1. Residuals do not have zero mean.As P value of the locationn test is less than .05

we have to reject the null hypothesis that the mean is zero.

2. Residuals fails normality test which means the reseduals are not normaly

distributed. This defies normality assumtion of linear regression.

Summary:

Landing distance is largely dependent on ground speed of aircraft, aircraft type and height

(descending order with respect to weight) of the aircraft when it passes through the

threshold of runway.

Distance= -945.4486 + 460.522*aircraft_typ + 0.27335*speed_gr_sq + 14.056*height

1. For ‘Boeing’ aircraft type(aircraft_typ) the predicted landing distance would be

460.522 points greater than ‘Airbus’ aircraft type.

2. For every one-unit increase in square of ground speed (speed_gr_sq) there will be

0.27335-unit increase in the predicted landing distance

3. For every one-unit increase in height(height) above threshold there will be 14.056-

unit increase in the predicted landing distance

Answers to qestions asked at the end

1. How many observations (flights) do you use to fit your final model? If not all 950

flights, why?

Answer: There were 831 observations used to fit the final model. 119

observations are deleted to remove the abnormal ground speed of aircrafts,

duration of flight landing, height above the threshold of runway etc.

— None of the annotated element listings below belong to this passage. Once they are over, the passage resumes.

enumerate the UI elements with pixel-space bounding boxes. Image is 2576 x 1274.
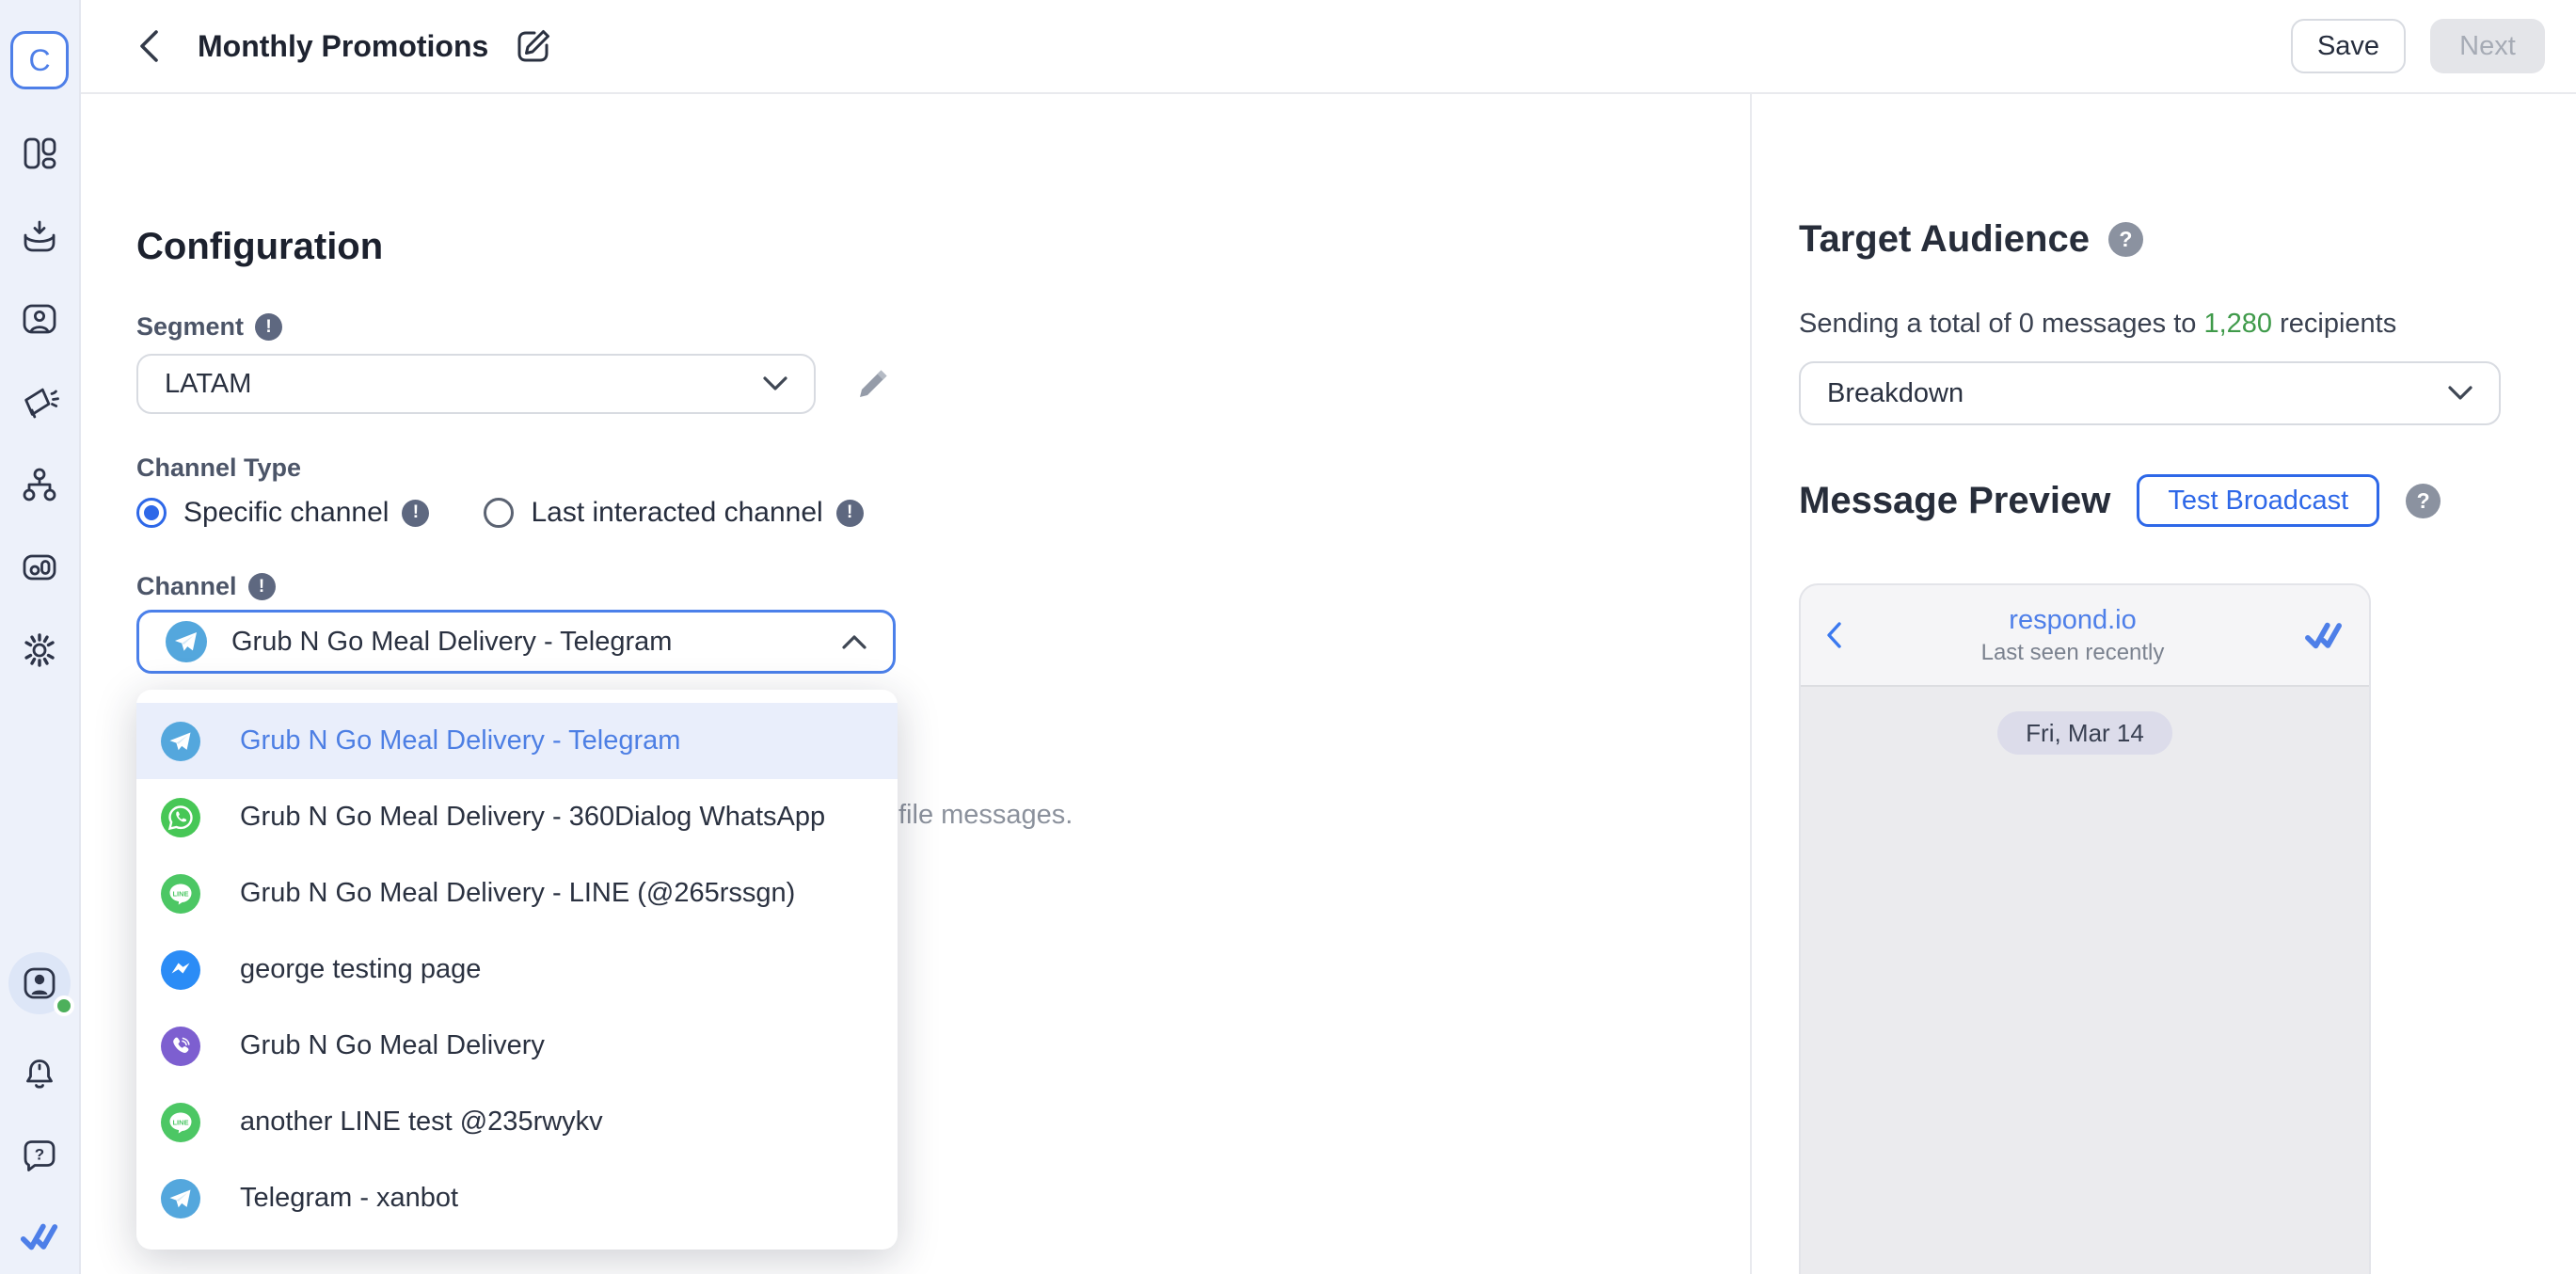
whatsapp-icon (161, 798, 200, 837)
chat-header: respond.io Last seen recently (1801, 585, 2369, 687)
message-preview-title: Message Preview (1799, 480, 2110, 522)
viber-icon (161, 1027, 200, 1066)
telegram-icon (161, 722, 200, 761)
channel-label: Channel ! (136, 572, 276, 601)
target-audience-title: Target Audience (1799, 218, 2090, 261)
edit-title-icon[interactable] (513, 25, 554, 67)
channel-option-telegram-grubngo[interactable]: Grub N Go Meal Delivery - Telegram (136, 703, 898, 779)
channel-option-line-another[interactable]: another LINE test @235rwykv (136, 1084, 898, 1160)
back-button[interactable] (130, 27, 167, 65)
chat-body: Fri, Mar 14 (1801, 687, 2369, 1274)
specific-channel-info-icon[interactable]: ! (402, 500, 429, 527)
help-icon[interactable]: ? (19, 1135, 60, 1176)
channel-info-icon[interactable]: ! (248, 573, 276, 600)
reports-icon[interactable] (19, 547, 60, 588)
telegram-icon (161, 1179, 200, 1218)
telegram-icon (166, 621, 207, 662)
messenger-icon (161, 950, 200, 990)
channel-option-messenger-george[interactable]: george testing page (136, 932, 898, 1008)
main-column: Monthly Promotions Save Next Configurati… (81, 0, 2576, 1274)
message-preview-phone: respond.io Last seen recently Fri, Mar 1… (1799, 583, 2371, 1274)
workspace-logo[interactable]: C (10, 31, 69, 89)
configuration-panel: Configuration Segment ! LATAM Channel Ty… (81, 94, 1750, 1274)
radio-specific-channel-label[interactable]: Specific channel (183, 497, 389, 529)
chat-date-chip: Fri, Mar 14 (1997, 711, 2172, 755)
page-title: Monthly Promotions (198, 29, 488, 64)
configuration-title: Configuration (136, 226, 383, 268)
radio-specific-channel[interactable] (136, 498, 167, 528)
contacts-icon[interactable] (19, 298, 60, 340)
respond-logo-icon (19, 1216, 60, 1257)
channel-type-radio-group: Specific channel ! Last interacted chann… (136, 497, 864, 529)
segment-select[interactable]: LATAM (136, 354, 816, 414)
channel-option-telegram-xanbot[interactable]: Telegram - xanbot (136, 1160, 898, 1236)
save-button[interactable]: Save (2291, 19, 2406, 73)
content: Configuration Segment ! LATAM Channel Ty… (81, 94, 2576, 1274)
test-broadcast-button[interactable]: Test Broadcast (2137, 474, 2379, 527)
segment-value: LATAM (165, 369, 251, 400)
segment-label: Segment ! (136, 312, 282, 342)
chat-name: respond.io (1842, 605, 2303, 636)
message-preview-help-icon[interactable]: ? (2406, 484, 2441, 518)
inbox-icon[interactable] (19, 215, 60, 257)
segment-info-icon[interactable]: ! (255, 313, 282, 341)
line-icon (161, 874, 200, 914)
recipients-count: 1,280 (2203, 309, 2272, 339)
channel-value: Grub N Go Meal Delivery - Telegram (231, 627, 672, 658)
dashboard-icon[interactable] (19, 133, 60, 174)
chat-back-icon (1825, 621, 1842, 649)
next-button[interactable]: Next (2430, 19, 2545, 73)
edit-segment-icon[interactable] (854, 365, 892, 403)
chevron-down-icon (763, 376, 787, 391)
breakdown-select[interactable]: Breakdown (1799, 361, 2501, 425)
online-status-dot (54, 995, 74, 1016)
user-avatar[interactable] (8, 952, 71, 1014)
radio-last-interacted-channel[interactable] (484, 498, 514, 528)
chat-status: Last seen recently (1842, 640, 2303, 666)
sidebar-bottom: ? (8, 952, 71, 1274)
channel-option-viber-grubngo[interactable]: Grub N Go Meal Delivery (136, 1008, 898, 1084)
broadcasts-icon[interactable] (19, 381, 60, 422)
svg-text:?: ? (35, 1146, 44, 1164)
sending-summary: Sending a total of 0 messages to 1,280 r… (1799, 309, 2396, 340)
notifications-icon[interactable] (19, 1054, 60, 1095)
workflows-icon[interactable] (19, 464, 60, 505)
settings-icon[interactable] (19, 629, 60, 671)
channel-select[interactable]: Grub N Go Meal Delivery - Telegram (136, 610, 896, 674)
target-audience-help-icon[interactable]: ? (2108, 222, 2143, 257)
channel-type-label: Channel Type (136, 454, 301, 483)
respond-logo-icon (2303, 617, 2345, 653)
last-interacted-info-icon[interactable]: ! (836, 500, 864, 527)
radio-last-interacted-label[interactable]: Last interacted channel (531, 497, 822, 529)
channel-option-line-grubngo[interactable]: Grub N Go Meal Delivery - LINE (@265rssg… (136, 855, 898, 932)
chevron-up-icon (842, 634, 867, 649)
broadcast-setup-page: C (0, 0, 2576, 1274)
topbar: Monthly Promotions Save Next (81, 0, 2576, 94)
channel-dropdown: Grub N Go Meal Delivery - Telegram Grub … (136, 690, 898, 1250)
sidebar-nav (19, 133, 60, 671)
channel-option-whatsapp-grubngo[interactable]: Grub N Go Meal Delivery - 360Dialog What… (136, 779, 898, 855)
chevron-down-icon (2448, 386, 2473, 401)
target-audience-panel: Target Audience ? Sending a total of 0 m… (1750, 94, 2576, 1274)
sidebar: C (0, 0, 81, 1274)
channel-hint-text: file messages. (898, 800, 1073, 831)
line-icon (161, 1103, 200, 1142)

2. What factors and how they impact the landing distance of a flight?

Answer: Landing distance is largely dependent on ground speed of aircraft,

aircraft type and height (descending order with respect to weight) of the aircraft

when it passes through the threshold of runway.

A. For ‘Boeing’ aircraft type the predicted landing distance would be 460.522

points greater than ‘Airbus’ aircraft type.

B. For every one-unit increase in square of ground speed there will be

0.27335-unit increase in the predicted landing distance

C. For every one-unit increase in height above threshold there will be 14.056-

unit increase in the predicted landing distance

3. Is there any difference between the two makes Boeing and Airbus?

Answer: Yes, there is a significant difference between the make of two

commercial aircrafts, Boeing and Airbus. From our final results of report, we can

say that:

For ‘Boeing’ aircraft type the predicted landing distance would be 460.522 points

greater than ‘Airbus’ aircraft type.